Cinta Bernoda Darah Chapter 48

NIC

"Ha..ha..ha, Kau lihat aku baik-baik. Aku memang berbeda denganmu, Cici. Aku juga kasar dan liar, seringkali kau katakan begitu, akan tetapi aku tetap adikmu. Jangan khawatir dan teruskan ceritamu."

Sian Eng melanjutkan ceritanya sampai ia dikubur hidup-hidup sebatas leher dan ditolong oleh Suling Emas, melakukan perjalanan dengan Suling Emas sampai ke kelenteng di kota raja ini. Lin Lin amat tertarik dan beberapa kali ia menarik napas panjang.

"Ah, alangkah senangnya melakukan perjalanan bersama orang aneh itu. Dia orang macam apa, Enci Eng? Ramahkah dia? Atau galak? Sombongkah dia seperti yang kusangka? Dan kepandaiannya bagaimana?"

Diam-diam Siang Eng terkejut. Nada suara adiknya ini demikian penuh perhatian. Ada apakah gerangan? Ia merasa khawatir kalau-kalau adiknya ini nekat saja menuduh Suling Emas membunuh ayah bunda mereka dan nekat mencari dan menentangnya bertempur.

"Dia memang orang aneh, Lin Lin. Aneh sekali tidak seperti manusia biasa sepak terjangnya. Kepandaiannya sukar diukur sampai di mana tingginya karena aku tidak dapat mengikuti gerak-geriknya. Ia pendiam, tak pernah bicara kalau tidak menjawab pertanyaan, itu pun singkat saja, hanya ya atau tidak. Wajahnya sering kalii suram-muram seperti ada sesuatu yang menekan batinnya, ia sama sekali tidak ramah. Tak pernah melihat ia tersenyum, apalagi tertawa. Ada satu kali dia bersenandung, suaranya cukup baik tapi menggetar penuh kesedihan. Ia tidak pernah mengajak aku bicara tentang dirinya, akan tetapi harus kunyatakan bahwa dia adalah sesopan-sopannya lelaki."

Lin Lin amat tertarik dan matanya sayu merenung, bibirnya bergerak seperti bicara kepada diri sendiri,

"Wajahnya tampan dan gagah, sikapnya angkuh.. seperti raja saja dia.."

"Kau bilang apa, Lin Lin?
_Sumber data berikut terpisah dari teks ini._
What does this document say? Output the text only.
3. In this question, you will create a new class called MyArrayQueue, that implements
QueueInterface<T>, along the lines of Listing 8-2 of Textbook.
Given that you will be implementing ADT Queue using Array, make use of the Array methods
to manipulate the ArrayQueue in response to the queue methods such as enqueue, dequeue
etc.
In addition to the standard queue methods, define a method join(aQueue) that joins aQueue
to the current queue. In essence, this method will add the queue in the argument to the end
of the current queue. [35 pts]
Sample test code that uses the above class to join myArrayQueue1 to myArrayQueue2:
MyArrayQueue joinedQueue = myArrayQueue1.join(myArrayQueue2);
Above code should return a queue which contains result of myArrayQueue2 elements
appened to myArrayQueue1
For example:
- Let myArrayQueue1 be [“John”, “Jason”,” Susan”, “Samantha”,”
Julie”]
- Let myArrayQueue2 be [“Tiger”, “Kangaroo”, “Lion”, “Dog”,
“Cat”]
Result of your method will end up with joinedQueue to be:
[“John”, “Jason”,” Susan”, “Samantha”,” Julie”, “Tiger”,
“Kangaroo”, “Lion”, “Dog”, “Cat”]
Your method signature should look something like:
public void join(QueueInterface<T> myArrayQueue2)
Mengapa seperti raja?"

Lin Lin sadar dan tersenyum,

"Enci Eng, bagaimana tentang Sin-ko? Katanya juga ditolong Suling Emas, tapi mana Sin-ko sekarang?"

"Menurut Suling Emas, Sin-ko berada dalam keadaan selamat, bebas dari tangan Suma Boan yang jahat. Katanya Sin-ko tentu akan ke kota raja, maka aku disuruh menanti di kelenteng ini. Tapi sampai sekarang Sin-ko belum juga muncul, malah kau yang muncul lebih dulu."

"Mudah-mudahan Sin-ko selamat dan kita bertiga dapat berkumpul pula. Eh, bagaimana tentang kakak sulung kita, Enci Eng? Apakah kau sudah mendengar tentang dia?"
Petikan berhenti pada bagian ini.